Ein Ausstand.

Es steht ein Abschied an. Der Abschied von Wulf Mämpel. Derzeit noch ist der Mann der Chef der WAZ-Lokalredaktion Essen. Und damit einer der wichtigsten Medienmänner im Revier. Am 31. Dezember hört er auf. Sein Ehrenabschied auf Kosten der WAZ in Zollverein ist wohl geplatzt. Deswegen schreibe ich.

Dies ist das Ende einer Ära. Wulf Mämpel ist einer der letzten Lokalchefs der alten Schule im Ruhrgebiet, der die Nähe zur Macht sucht und dafür weit geht. Wulf Mämpel hat ein paar Bücher geschrieben. Über die Gesichter der Stadt Essen. Über Trees for Peace. Und die Kulturhauptstadt und so Sachen. Dazu einen historisierenden Roman über einen gewissen jungen Ritter Thur von Cornwal, der die Friedensgrüße des Papstes an die ersten Islamisten überbringt. 

Mämpel hat wenigstens eine Auszeichnung gekriegt in seinem Leben. Papst Benedikt XVI. verlieh ihm das Päpstliche Ehrenkreuz „Pro Ecclesia et Pontifice“.

Ich will den Abschied von Mämpel für eine Kritik nutzen an einem, der lange selbst viele Menschen kritisierte.
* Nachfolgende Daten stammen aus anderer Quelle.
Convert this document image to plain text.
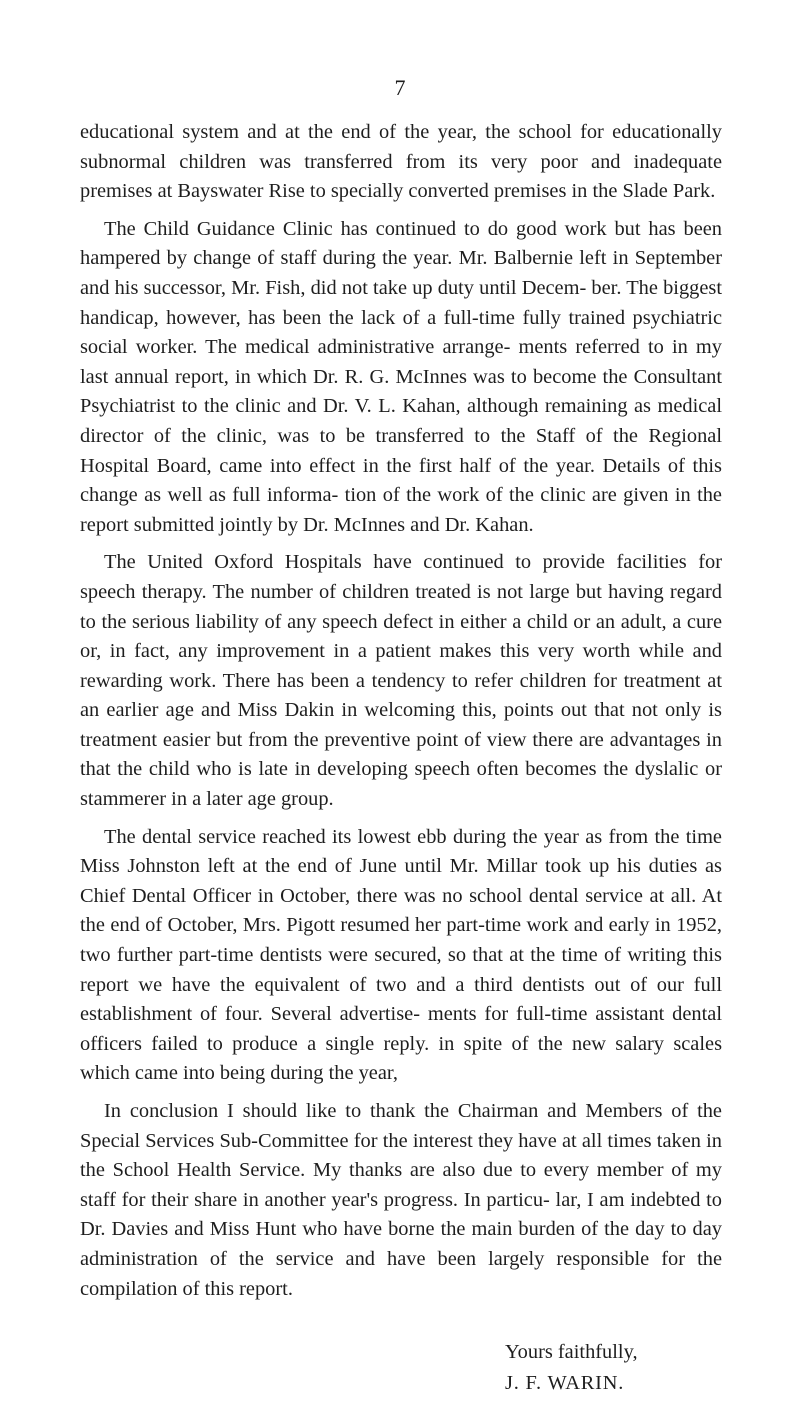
7

educational system and at the end of the year, the school for educationally subnormal children was transferred from its very poor and inadequate premises at Bayswater Rise to specially converted premises in the Slade Park.

The Child Guidance Clinic has continued to do good work but has been hampered by change of staff during the year. Mr. Balbernie left in September and his successor, Mr. Fish, did not take up duty until Decem- ber. The biggest handicap, however, has been the lack of a full-time fully trained psychiatric social worker. The medical administrative arrange- ments referred to in my last annual report, in which Dr. R. G. McInnes was to become the Consultant Psychiatrist to the clinic and Dr. V. L. Kahan, although remaining as medical director of the clinic, was to be transferred to the Staff of the Regional Hospital Board, came into effect in the first half of the year. Details of this change as well as full informa- tion of the work of the clinic are given in the report submitted jointly by Dr. McInnes and Dr. Kahan.

The United Oxford Hospitals have continued to provide facilities for speech therapy. The number of children treated is not large but having regard to the serious liability of any speech defect in either a child or an adult, a cure or, in fact, any improvement in a patient makes this very worth while and rewarding work. There has been a tendency to refer children for treatment at an earlier age and Miss Dakin in welcoming this, points out that not only is treatment easier but from the preventive point of view there are advantages in that the child who is late in developing speech often becomes the dyslalic or stammerer in a later age group.

The dental service reached its lowest ebb during the year as from the time Miss Johnston left at the end of June until Mr. Millar took up his duties as Chief Dental Officer in October, there was no school dental service at all. At the end of October, Mrs. Pigott resumed her part-time work and early in 1952, two further part-time dentists were secured, so that at the time of writing this report we have the equivalent of two and a third dentists out of our full establishment of four. Several advertise- ments for full-time assistant dental officers failed to produce a single reply. in spite of the new salary scales which came into being during the year,

In conclusion I should like to thank the Chairman and Members of the Special Services Sub-Committee for the interest they have at all times taken in the School Health Service. My thanks are also due to every member of my staff for their share in another year's progress. In particu- lar, I am indebted to Dr. Davies and Miss Hunt who have borne the main burden of the day to day administration of the service and have been largely responsible for the compilation of this report.

Yours faithfully,
J. F. WARIN.
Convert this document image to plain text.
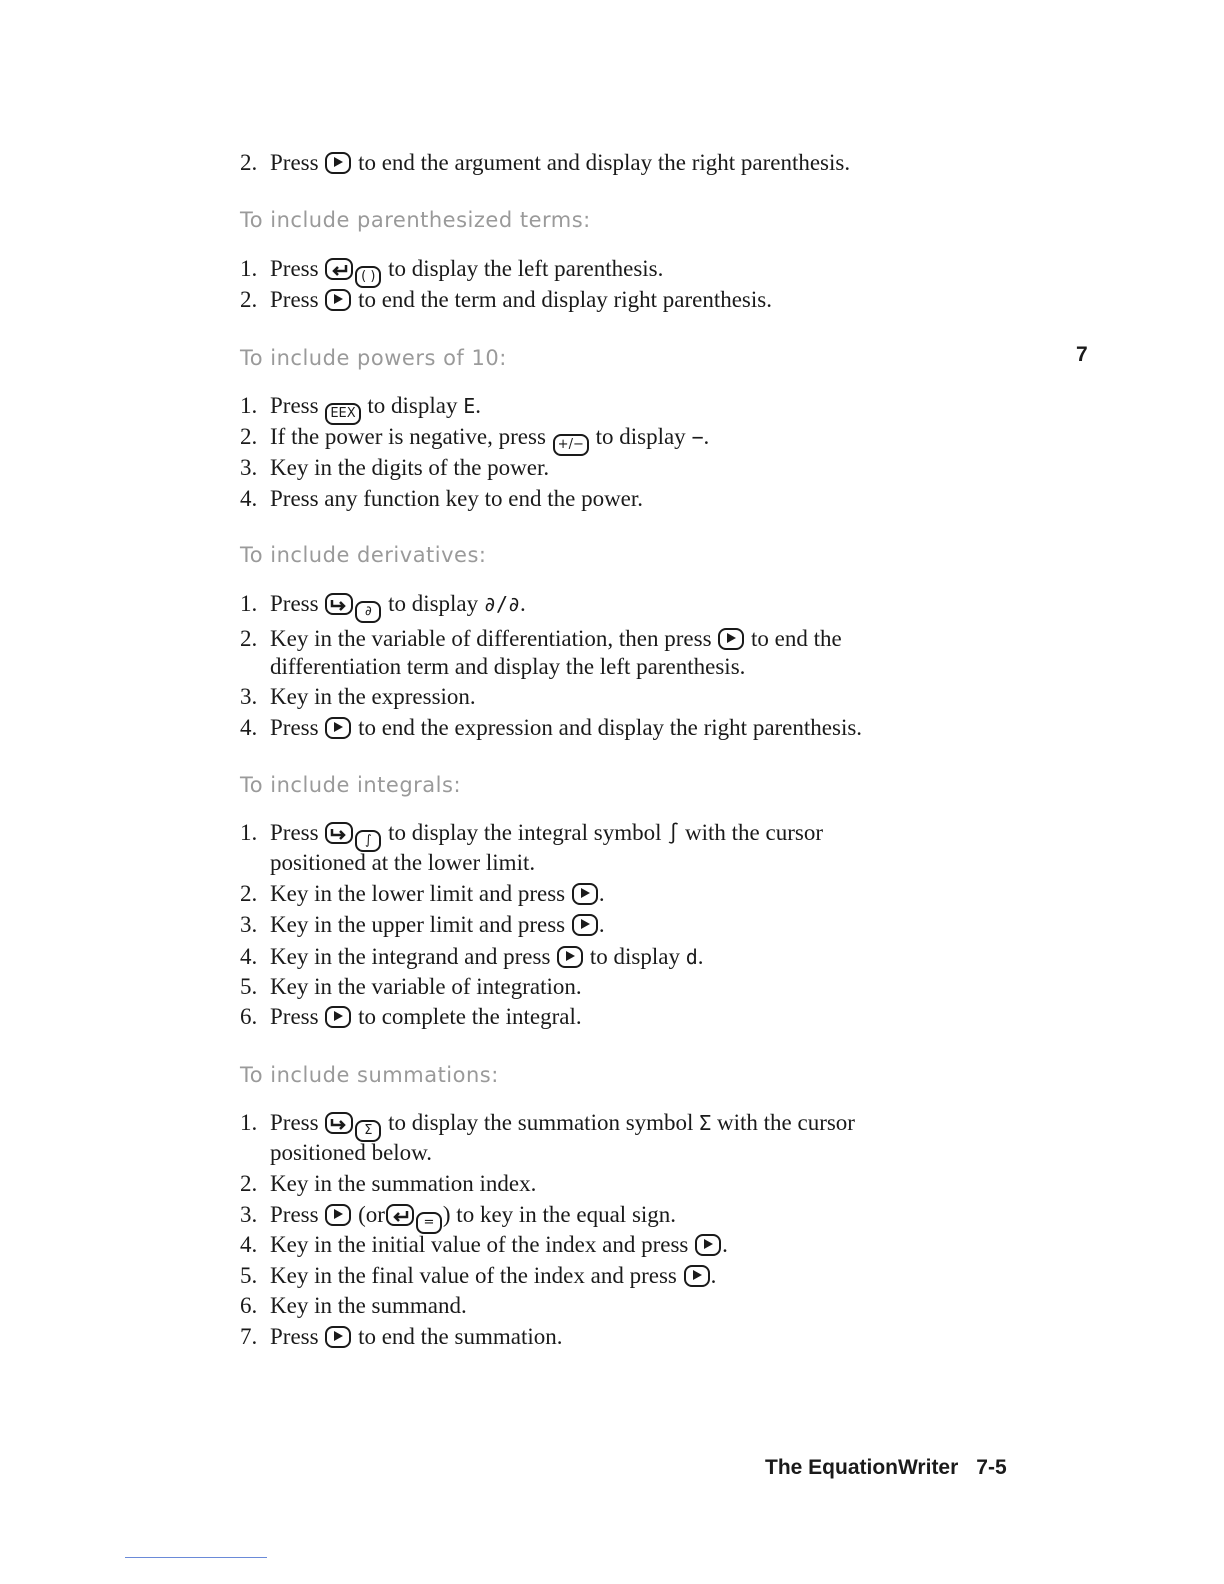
2. Press to end the argument and display the right parenthesis.
To include parenthesized terms:
1. Press	( ) to display the left parenthesis.
2. Press to end the term and display right parenthesis.
7
To include powers of 10:
1. Press EEX to display E.
2. If the power is negative, press +/− to display −.
3. Key in the digits of the power.
4. Press any function key to end the power.
To include derivatives:
1. Press	∂ to display ∂/∂.
2. Key in the variable of differentiation, then press to end the
differentiation term and display the left parenthesis.
3. Key in the expression.
4. Press to end the expression and display the right parenthesis.
To include integrals:
1. Press	∫ to display the integral symbol ∫ with the cursor
positioned at the lower limit.
2. Key in the lower limit and press .
3. Key in the upper limit and press .
4. Key in the integrand and press to display d.
5. Key in the variable of integration.
6. Press to complete the integral.
To include summations:
1. Press	Σ to display the summation symbol Σ with the cursor
positioned below.
2. Key in the summation index.
3. Press (or	= ) to key in the equal sign.
4. Key in the initial value of the index and press .
5. Key in the final value of the index and press .
6. Key in the summand.
7. Press to end the summation.
The EquationWriter 7-5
Ich weiß, eigentlich tut man das nicht, wenn ein in der Öffentlichkeit führender Mann von seinem Posten scheidet.

Ich selbst habe die Zeitungsarbeit von Mämpel das erste Mal bewusst kennen gelernt, als ich vor ein paar Jahren über den damaligen SPD-Fraktionschef von Essen, Willi Nowack, recherchierte. Die NRZ war damals weit vorne – sehr oft weit vor mir. Meine Geschichten erschienen in der Süddeutschen Zeitung. Ich glaube, man kann sagen, dass wir den Filz rund um Nowack weitgehend aufgeklärt haben.

Ich bin mir sicher, dass auch Mämpel in diesen Jahren etliches wusste über den Filzokraten Nowack. Aber gelesen habe ich davon in der WAZ wenig. Wenn ich nachdenke, eigentlich gar nichts. Die Lokalredaktion unter Mämpel hat bestenfalls abgeschrieben. Einen eigenen Scoop haben die Kollegen nicht gelandet. Vielleicht durften sie nicht, vielleicht konnten sie nicht. Ich bin mir aber sicher: wenn Mämpel gewollt hätte, hätte er in der Geschichte vor mir stehen können.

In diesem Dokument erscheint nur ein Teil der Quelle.